Melbourne Zoo Is Making Their Chonky Sneks Work Out In A Gym

    The snakes actually really like it.

    Melbourne Zoo has installed the world's first gym for reptiles in an effort to keep them in shape.

    The gym is actually a two-metre-long tank with an adjustable jet stream system that keeps snakes swimming towards the end – effectively like a water-based treadmill.

    Jon Birkett, the reptiles, invertebrates and education life sciences manager at Melbourne Zoo, began to think about the concept of a gym for reptiles when he started at the zoo in the 70s.

    Birkett noticed that a lot of the most inactive breeds of snakes were dying with large fat deposits and tumours because they led extremely sedentary lifestyles.

    "I've always wanted to be able to exercise them more, but the animal-to-keeper ratio of the reptile house back then was pretty high so we didn't really have the time to take our snakes for a walk, so to speak," he said.

    Birkett said the hydro gym has been extremely successful so far and that while all snakes can swim naturally, they have to be taught gently how to do it, much like human children.

    "Through gentle coaxing and training and conditioning of the animal, they learn that swimming is actually fun and that is one of the most rewarding things," he said.

    The snakes appear to get a sense of pleasure from the exercise and Birkett believes it can strongly enrich their lives if they are able to regularly use the system; one large female eastern diamondback rattlesnake took a particular liking to it after being taught to swim.

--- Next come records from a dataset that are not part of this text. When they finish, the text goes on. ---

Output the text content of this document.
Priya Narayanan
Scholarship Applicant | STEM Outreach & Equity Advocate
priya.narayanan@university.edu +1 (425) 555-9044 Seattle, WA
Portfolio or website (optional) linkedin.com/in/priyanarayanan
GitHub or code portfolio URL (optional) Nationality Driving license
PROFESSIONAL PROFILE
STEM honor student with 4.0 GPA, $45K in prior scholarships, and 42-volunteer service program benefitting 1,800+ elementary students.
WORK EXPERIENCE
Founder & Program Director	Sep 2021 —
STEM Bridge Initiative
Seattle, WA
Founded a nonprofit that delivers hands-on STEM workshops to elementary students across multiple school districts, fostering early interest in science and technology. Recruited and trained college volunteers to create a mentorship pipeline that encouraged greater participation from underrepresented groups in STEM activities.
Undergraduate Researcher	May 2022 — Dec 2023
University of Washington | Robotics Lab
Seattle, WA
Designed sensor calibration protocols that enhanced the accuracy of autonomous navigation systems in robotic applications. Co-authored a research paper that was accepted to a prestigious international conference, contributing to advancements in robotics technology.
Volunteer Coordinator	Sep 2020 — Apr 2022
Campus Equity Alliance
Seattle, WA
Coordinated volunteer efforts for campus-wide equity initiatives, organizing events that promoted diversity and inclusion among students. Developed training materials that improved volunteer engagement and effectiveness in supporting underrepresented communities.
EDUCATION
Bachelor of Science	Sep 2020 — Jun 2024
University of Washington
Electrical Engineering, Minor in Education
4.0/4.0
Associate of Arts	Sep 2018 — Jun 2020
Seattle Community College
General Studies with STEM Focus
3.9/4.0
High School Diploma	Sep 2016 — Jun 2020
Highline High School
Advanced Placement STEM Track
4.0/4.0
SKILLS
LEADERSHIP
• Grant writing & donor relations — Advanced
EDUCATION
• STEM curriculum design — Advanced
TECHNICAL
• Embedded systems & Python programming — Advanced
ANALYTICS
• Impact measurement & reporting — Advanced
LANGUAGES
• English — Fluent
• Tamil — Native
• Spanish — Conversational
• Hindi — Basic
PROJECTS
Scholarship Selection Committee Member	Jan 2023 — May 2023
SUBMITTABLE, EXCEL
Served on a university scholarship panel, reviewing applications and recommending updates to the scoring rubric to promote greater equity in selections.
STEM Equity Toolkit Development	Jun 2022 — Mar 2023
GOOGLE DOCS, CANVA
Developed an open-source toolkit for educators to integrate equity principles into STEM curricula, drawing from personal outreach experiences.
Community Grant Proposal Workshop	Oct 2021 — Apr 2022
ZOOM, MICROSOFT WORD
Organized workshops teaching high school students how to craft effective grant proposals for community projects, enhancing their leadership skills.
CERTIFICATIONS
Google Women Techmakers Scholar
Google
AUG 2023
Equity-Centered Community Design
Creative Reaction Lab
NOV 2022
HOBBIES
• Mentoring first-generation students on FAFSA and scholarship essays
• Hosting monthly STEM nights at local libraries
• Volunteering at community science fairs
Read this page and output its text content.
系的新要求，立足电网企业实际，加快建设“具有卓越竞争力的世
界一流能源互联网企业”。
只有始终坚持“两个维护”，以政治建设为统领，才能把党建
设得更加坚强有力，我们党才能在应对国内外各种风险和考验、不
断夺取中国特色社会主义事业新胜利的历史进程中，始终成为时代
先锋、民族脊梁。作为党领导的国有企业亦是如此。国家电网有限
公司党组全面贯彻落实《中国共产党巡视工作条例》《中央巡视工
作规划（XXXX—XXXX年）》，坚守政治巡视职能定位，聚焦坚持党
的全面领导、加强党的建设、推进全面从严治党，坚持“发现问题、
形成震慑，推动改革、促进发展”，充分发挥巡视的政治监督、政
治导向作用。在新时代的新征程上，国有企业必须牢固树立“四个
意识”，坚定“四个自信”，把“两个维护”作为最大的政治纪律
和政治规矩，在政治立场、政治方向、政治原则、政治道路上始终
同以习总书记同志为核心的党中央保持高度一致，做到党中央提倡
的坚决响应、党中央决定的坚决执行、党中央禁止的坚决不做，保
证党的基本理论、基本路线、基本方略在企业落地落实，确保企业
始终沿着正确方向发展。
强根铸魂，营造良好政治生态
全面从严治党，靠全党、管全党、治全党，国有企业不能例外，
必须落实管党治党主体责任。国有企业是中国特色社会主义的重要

    "You could almost see it in her behaviour...she had the strength to be able to get out at any moment she wanted but she just stayed there swimming against the current and enjoying it," he said.

    Melbourne zoo's reptile department will soon begin collating data on the hydro gym and its effectiveness in trimming down the snakes' body fat percentages, so that other zoos can see empirical evidence in favour of the reptile gym.

    Birkett also said that he hopes the system can be adopted globally in zoos, not only with reptiles but within all tanks for animals that spend time in water, including tigers and otters.